Returning core, experienced newcomers aim to push Twins past playoff slump
MINNEAPOLIS — The Minnesota Twins have returned largely the same team that won the last two AL Central titles and added some accomplished newcomers to help fill a few holes.
For all the familiar spring optimism, the franchise’s historic fall failures loom large. Even Rocco Baldelli, as easygoing a manager as there is in the major leagues, won’t pretend to ignore that all-time-record 18-game postseason losing streak.
“We have to play better. We’re going to stand up raise our hands and say that, but I also know that looking in that clubhouse that those are the right guys to do the job. Those are the guys who are going to go out there and win our next playoff game,” said Baldelli, who’s entering his third year with the Twins and has overseen five of the losses.
Hitting was the biggest problem last season. The Twins scored the second-most runs in baseball in 2019 but ranked just 18th last year. In their two-game sweep by Houston in the opening round of the postseason, they totaled two runs on seven hits.
The Twins will be banking on bounce-back years by catcher Mitch Garver, right fielder Max Kepler and first baseman Miguel Sanó, and healthier seasons for third baseman Josh Donaldson and center fielder Byron Buxton. The arrival of four-time Gold Glove award-winning shortstop Andrelton Simmons has allowed the offense-oriented Jorge Polanco to move to second base and put .331 career hitter Luis Arraez in the super-sub, multi-positional role. The only regular who departed was left fielder Eddie Rosario.

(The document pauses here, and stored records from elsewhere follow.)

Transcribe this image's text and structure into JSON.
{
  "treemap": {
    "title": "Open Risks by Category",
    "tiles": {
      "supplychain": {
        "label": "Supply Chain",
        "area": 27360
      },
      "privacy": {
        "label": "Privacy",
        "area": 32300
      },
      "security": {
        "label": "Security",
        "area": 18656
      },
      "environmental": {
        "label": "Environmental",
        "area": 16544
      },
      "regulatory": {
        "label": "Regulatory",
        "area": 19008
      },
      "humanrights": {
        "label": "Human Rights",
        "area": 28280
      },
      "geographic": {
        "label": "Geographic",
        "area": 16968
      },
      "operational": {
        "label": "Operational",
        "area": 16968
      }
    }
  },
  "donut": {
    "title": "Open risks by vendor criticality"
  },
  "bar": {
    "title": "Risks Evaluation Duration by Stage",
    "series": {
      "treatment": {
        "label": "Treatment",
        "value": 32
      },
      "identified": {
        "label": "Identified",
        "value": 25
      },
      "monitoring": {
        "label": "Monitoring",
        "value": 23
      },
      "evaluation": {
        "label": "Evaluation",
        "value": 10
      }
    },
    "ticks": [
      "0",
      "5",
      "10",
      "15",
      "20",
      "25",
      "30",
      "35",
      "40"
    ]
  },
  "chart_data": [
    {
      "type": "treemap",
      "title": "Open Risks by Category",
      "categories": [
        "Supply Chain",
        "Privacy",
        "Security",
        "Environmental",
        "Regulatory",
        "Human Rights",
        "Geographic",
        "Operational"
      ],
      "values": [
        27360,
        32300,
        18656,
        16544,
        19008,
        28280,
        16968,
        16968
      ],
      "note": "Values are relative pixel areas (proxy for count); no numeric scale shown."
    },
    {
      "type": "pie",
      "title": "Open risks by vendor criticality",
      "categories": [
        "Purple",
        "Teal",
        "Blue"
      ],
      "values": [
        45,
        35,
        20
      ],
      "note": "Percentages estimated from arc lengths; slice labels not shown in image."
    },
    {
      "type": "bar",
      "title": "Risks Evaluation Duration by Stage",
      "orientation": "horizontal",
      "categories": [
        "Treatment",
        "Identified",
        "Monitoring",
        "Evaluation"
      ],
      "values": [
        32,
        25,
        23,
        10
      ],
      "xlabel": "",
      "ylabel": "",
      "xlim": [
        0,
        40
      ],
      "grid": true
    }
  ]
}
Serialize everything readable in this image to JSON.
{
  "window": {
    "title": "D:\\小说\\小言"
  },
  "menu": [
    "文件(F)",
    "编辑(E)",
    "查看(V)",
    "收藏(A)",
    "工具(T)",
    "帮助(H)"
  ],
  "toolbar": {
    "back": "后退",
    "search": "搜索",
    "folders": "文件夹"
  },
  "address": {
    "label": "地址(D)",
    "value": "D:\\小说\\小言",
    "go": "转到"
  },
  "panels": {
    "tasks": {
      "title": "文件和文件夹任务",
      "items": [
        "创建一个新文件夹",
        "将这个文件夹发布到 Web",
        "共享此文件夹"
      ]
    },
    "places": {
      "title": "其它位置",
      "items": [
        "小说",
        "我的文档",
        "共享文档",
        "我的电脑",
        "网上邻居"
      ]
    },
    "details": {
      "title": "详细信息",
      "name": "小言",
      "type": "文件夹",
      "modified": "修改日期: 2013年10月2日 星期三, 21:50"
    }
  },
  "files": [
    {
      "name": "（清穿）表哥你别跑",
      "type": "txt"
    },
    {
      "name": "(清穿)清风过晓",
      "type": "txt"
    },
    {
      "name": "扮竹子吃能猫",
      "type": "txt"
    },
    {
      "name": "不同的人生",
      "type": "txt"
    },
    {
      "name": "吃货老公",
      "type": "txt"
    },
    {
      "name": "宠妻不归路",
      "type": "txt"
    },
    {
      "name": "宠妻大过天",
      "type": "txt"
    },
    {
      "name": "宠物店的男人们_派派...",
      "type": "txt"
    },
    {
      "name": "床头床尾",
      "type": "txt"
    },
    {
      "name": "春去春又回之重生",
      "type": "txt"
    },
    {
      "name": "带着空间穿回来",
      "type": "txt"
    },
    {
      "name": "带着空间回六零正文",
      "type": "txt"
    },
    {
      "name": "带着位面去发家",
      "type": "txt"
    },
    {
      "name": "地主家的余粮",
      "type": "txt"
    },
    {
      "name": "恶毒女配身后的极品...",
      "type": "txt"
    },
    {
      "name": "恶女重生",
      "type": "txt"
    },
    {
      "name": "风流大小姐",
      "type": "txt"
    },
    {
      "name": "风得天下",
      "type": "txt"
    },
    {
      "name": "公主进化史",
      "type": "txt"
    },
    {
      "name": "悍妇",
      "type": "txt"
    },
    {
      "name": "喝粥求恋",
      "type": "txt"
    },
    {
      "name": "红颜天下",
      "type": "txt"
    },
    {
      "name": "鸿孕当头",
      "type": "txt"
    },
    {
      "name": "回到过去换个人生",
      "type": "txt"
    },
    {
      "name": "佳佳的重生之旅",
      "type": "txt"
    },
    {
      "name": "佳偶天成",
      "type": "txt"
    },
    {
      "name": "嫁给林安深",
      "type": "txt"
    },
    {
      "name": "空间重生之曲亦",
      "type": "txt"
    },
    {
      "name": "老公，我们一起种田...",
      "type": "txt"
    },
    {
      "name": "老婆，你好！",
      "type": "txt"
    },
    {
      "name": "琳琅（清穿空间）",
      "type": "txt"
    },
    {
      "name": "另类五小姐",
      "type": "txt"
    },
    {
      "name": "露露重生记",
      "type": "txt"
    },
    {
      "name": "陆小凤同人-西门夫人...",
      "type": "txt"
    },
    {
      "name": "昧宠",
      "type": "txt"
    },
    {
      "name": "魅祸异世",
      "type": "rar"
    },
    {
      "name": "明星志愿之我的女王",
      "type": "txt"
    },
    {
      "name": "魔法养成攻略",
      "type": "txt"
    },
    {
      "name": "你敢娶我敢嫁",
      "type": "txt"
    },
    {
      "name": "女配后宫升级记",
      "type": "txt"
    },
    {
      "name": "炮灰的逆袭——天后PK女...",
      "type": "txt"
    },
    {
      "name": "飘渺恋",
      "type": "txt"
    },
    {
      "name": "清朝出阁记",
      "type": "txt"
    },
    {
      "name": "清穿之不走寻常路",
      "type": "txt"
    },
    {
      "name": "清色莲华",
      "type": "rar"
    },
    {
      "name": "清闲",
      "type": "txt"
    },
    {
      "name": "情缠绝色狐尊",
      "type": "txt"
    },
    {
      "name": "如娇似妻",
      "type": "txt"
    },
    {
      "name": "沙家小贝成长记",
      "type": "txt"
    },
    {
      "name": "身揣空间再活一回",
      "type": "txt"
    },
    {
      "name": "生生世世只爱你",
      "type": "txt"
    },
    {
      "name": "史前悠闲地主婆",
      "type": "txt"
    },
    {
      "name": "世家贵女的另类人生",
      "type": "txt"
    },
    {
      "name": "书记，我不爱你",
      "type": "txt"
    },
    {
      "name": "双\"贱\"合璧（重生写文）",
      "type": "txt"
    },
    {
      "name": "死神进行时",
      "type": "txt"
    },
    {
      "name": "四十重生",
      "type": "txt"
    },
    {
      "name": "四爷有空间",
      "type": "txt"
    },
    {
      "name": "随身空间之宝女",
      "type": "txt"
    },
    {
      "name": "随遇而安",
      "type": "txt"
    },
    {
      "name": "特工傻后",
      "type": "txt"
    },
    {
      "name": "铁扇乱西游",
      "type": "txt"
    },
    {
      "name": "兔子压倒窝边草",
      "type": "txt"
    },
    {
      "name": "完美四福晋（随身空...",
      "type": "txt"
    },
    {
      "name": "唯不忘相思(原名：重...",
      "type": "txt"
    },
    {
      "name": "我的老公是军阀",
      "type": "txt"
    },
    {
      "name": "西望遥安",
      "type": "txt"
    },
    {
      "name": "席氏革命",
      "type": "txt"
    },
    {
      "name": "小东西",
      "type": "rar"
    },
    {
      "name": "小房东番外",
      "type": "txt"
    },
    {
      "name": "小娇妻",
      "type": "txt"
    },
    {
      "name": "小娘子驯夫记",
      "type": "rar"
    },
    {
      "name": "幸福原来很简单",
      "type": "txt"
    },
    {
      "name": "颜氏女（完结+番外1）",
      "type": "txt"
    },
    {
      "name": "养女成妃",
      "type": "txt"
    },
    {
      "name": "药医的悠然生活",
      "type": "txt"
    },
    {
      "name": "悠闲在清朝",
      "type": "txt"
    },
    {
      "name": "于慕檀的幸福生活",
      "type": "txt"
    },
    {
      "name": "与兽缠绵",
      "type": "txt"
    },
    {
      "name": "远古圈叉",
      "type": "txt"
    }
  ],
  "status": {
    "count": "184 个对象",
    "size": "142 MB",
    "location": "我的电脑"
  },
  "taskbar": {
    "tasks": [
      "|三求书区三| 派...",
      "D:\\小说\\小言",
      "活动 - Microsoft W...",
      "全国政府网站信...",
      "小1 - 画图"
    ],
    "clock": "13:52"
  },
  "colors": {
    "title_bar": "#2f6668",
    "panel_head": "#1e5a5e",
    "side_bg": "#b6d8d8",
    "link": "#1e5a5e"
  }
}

“We have a really good offensive group,” Baldelli said. “We have a lineup that is capable literally of anything on any given day. I enjoy writing out our lineup, believe me. I wish I could say we went out there in the playoffs and did what we expected to do. We didn’t, but I think it’s certainly not far-fetched that in our next playoff game — whenever that may be — that we will be there and be ready to score a bunch of runs.”
The biggest boost to the pitching staff this year might actually be Simmons, who has been hampered by ankle injuries in each of the last three seasons but can field this vital position as well as anyone in the game.
J.A. Happ and Matt Shoemaker, with a combined 22 years in the majors, were added on low-risk contracts to fill out the rotation. Likely closer Alex Colomé was plucked from the bullpen of the Chicago White Sox, who’ll almost certainly be the primary competitor in the division. Hansel Robles, who had a rough 2020 with the Los Angeles Angels, was another addition with ninth-inning experience who’ll be asked to handle late-game outs along with Taylor Rogers and Tyler Duffey.
ROOKIES TO WATCH
Alex Kirilloff played so well in the intrasquad games at the team’s alternate training site during the pandemic-altered season that he became the rare player to make his major league debut in the playoffs. The 2016 first-round draft pick is on track to take over for Rosario in left field, but if the team decides to start him in Triple-A then another top-grade prospect, Brent Rooker, could get the bulk of the early playing time. Behind them is 2018 first-rounder Trevor Larnach, giving the Twins a wealth of young outfield talent to tap for years to come.
Buxton’s tantalizing skill set has been frequently off limits to the Twins due to a litany of injuries over his career, largely due to bad luck or his aggressive style. The 27-year-old center fielder, who hit 13 homers in 130 at-bats last season, added 10 or 15 pounds of muscle during winter training.
FROM THE TOP
Kenta Maeda, who finished second in the AL Cy Young Award voting in his first season with the Twins, will start the opener on April 1 at Milwaukee. José Berríos will follow him in the rotation.
“I’m so happy that I may be floating a little bit,” Maeda said through his interpreter after being told by Baldelli of the assignment. “When I first came over to MLB, being an opening day starter was something that I never dreamed of.”
BEEN A LONG TIME
The Twins last won a postseason game in 2004 and haven’t advanced to the next round since 2002. The only team that has been waiting longer is the Seattle Mariners, who haven’t made the playoffs since 2001. The Cincinnati Reds have not advanced in the postseason since 1995, but they did experience a win in the playoffs as recently as 2012.
The 10,000 fans with tickets to the first home game on April 8 against the Mariners won’t be worrying about that postseason skid, only giddy to be back at Target Field again after COVID-19 kept the gates closed in 2020. The ballpark for now will be open to 25% capacity.
“As much as I loved watching our team play, I found the environment to be soulless,” team president Dave St. Peter said, “and I never really want to experience it again.”